RC2 wrote:I'm not really seeing how the system is "ruled out". If your DM wants to give monsters more gear than normal, that's actually fine. He just has to consider some of your wealth by level to be from monster equipment instead of actual treasure. No reason you can't do that.
It was 3E that in fact ruled out such a system, because if you had the one player who wanted to load tons of shit into his portable hole and demanded to track it all, there was nothing rules wise that you could do to stop him from doing that. And you could be sure he'd drag out the balance sheet to add up all the value, because again, that was in the rules.
You couldn't really play abstract treasure in 3E at all.
It is my understanding - and I don't play 4E much so I'm no expert - that monsters that are explicitly written as having certain weapons do not always, in fact, drop these weapons when they die. Which seems a bit silly to the person who wants to keep exact record of drops - but which is fine to the person who likes abstract parcels. Indeed, with many humanoid enemies, it seems like they should be wearing certain gear, but the stat blocks don't list them, so there's no way of knowing. Thus, it seems to me that the treasure model of actually recording everything that drops is ruled out.

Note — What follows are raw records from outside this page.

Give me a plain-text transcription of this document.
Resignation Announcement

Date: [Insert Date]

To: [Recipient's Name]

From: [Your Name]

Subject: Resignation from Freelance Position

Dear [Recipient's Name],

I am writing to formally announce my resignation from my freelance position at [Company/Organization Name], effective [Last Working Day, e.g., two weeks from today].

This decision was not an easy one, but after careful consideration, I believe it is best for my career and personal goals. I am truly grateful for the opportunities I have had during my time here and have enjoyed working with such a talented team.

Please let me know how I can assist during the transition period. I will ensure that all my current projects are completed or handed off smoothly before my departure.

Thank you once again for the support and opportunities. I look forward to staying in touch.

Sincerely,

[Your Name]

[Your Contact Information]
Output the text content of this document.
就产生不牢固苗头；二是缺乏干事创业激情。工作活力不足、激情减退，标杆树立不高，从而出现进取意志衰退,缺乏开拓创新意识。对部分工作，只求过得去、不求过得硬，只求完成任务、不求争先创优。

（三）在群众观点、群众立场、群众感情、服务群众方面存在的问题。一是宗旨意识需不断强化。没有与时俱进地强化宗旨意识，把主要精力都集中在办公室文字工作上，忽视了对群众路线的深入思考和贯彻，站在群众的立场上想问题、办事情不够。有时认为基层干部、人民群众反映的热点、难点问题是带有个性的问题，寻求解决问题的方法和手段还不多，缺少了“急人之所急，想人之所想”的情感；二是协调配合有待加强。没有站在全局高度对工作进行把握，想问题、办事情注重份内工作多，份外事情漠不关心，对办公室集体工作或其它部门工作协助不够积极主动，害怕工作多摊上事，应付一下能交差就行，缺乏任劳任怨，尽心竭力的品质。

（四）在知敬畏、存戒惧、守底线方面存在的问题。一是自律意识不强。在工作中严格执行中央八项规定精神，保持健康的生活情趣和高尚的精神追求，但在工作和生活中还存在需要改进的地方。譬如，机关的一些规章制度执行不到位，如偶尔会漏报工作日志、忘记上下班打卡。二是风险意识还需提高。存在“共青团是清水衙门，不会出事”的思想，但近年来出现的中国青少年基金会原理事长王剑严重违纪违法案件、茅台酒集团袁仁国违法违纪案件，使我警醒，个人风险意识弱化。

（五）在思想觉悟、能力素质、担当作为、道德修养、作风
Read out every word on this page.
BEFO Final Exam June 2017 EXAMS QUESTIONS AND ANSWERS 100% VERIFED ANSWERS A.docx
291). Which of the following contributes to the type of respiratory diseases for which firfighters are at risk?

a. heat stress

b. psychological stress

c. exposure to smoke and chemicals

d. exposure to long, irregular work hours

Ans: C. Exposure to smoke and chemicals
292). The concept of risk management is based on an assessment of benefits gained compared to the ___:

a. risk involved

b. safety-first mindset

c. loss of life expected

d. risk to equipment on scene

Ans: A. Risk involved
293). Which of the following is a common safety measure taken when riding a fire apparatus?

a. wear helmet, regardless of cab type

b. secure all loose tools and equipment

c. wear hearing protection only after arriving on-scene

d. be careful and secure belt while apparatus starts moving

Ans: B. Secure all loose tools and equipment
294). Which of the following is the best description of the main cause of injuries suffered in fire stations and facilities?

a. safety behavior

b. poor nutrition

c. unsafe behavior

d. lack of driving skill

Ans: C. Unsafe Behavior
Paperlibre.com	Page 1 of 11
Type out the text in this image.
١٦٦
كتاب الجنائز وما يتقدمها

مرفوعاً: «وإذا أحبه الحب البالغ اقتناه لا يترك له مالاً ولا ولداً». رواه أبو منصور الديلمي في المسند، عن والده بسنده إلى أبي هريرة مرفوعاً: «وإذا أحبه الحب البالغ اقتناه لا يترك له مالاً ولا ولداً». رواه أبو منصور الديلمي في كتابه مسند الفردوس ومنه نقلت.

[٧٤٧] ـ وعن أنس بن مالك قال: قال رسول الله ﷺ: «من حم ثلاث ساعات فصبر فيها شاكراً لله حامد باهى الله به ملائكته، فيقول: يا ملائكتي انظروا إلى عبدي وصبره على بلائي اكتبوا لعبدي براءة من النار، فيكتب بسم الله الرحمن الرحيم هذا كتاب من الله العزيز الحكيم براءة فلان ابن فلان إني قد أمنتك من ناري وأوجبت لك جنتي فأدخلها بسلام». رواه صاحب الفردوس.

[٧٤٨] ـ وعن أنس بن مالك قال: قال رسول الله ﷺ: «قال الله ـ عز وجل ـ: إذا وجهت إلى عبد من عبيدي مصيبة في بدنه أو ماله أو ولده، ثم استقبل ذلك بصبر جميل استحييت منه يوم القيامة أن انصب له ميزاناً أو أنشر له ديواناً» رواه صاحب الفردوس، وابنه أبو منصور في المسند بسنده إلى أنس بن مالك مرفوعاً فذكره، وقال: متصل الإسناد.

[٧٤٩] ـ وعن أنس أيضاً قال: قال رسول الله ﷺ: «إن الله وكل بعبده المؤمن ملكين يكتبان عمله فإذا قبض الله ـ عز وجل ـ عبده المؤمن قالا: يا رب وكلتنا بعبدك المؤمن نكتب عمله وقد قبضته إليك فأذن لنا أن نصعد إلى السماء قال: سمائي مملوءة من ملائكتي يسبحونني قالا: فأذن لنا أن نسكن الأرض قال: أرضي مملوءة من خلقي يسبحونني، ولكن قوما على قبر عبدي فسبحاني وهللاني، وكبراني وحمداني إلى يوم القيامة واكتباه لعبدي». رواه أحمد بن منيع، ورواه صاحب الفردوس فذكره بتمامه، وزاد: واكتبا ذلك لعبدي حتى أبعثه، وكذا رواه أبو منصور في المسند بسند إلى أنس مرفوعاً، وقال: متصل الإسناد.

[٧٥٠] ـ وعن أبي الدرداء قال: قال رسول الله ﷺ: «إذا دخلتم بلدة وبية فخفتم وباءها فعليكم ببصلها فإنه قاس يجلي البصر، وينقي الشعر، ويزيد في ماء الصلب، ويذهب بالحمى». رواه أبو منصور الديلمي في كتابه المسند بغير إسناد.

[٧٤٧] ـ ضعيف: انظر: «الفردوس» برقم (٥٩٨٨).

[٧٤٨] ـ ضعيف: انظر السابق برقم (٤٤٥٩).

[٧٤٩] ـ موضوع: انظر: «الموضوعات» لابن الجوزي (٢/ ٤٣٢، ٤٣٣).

Now, the 3E abstract treasure system wasn't great, it's true, but they did have those CR-based treasure tables in the DMG that, to my mind, serve that purpose. Alternatively you could consult the wealth by level tables (page 135, DMG - my most frequented page in the book) and do a little bit of math to figure out how much they were supposed to get, although, to be fair, this is not an explicit system the designers built in, more of a house rule thing.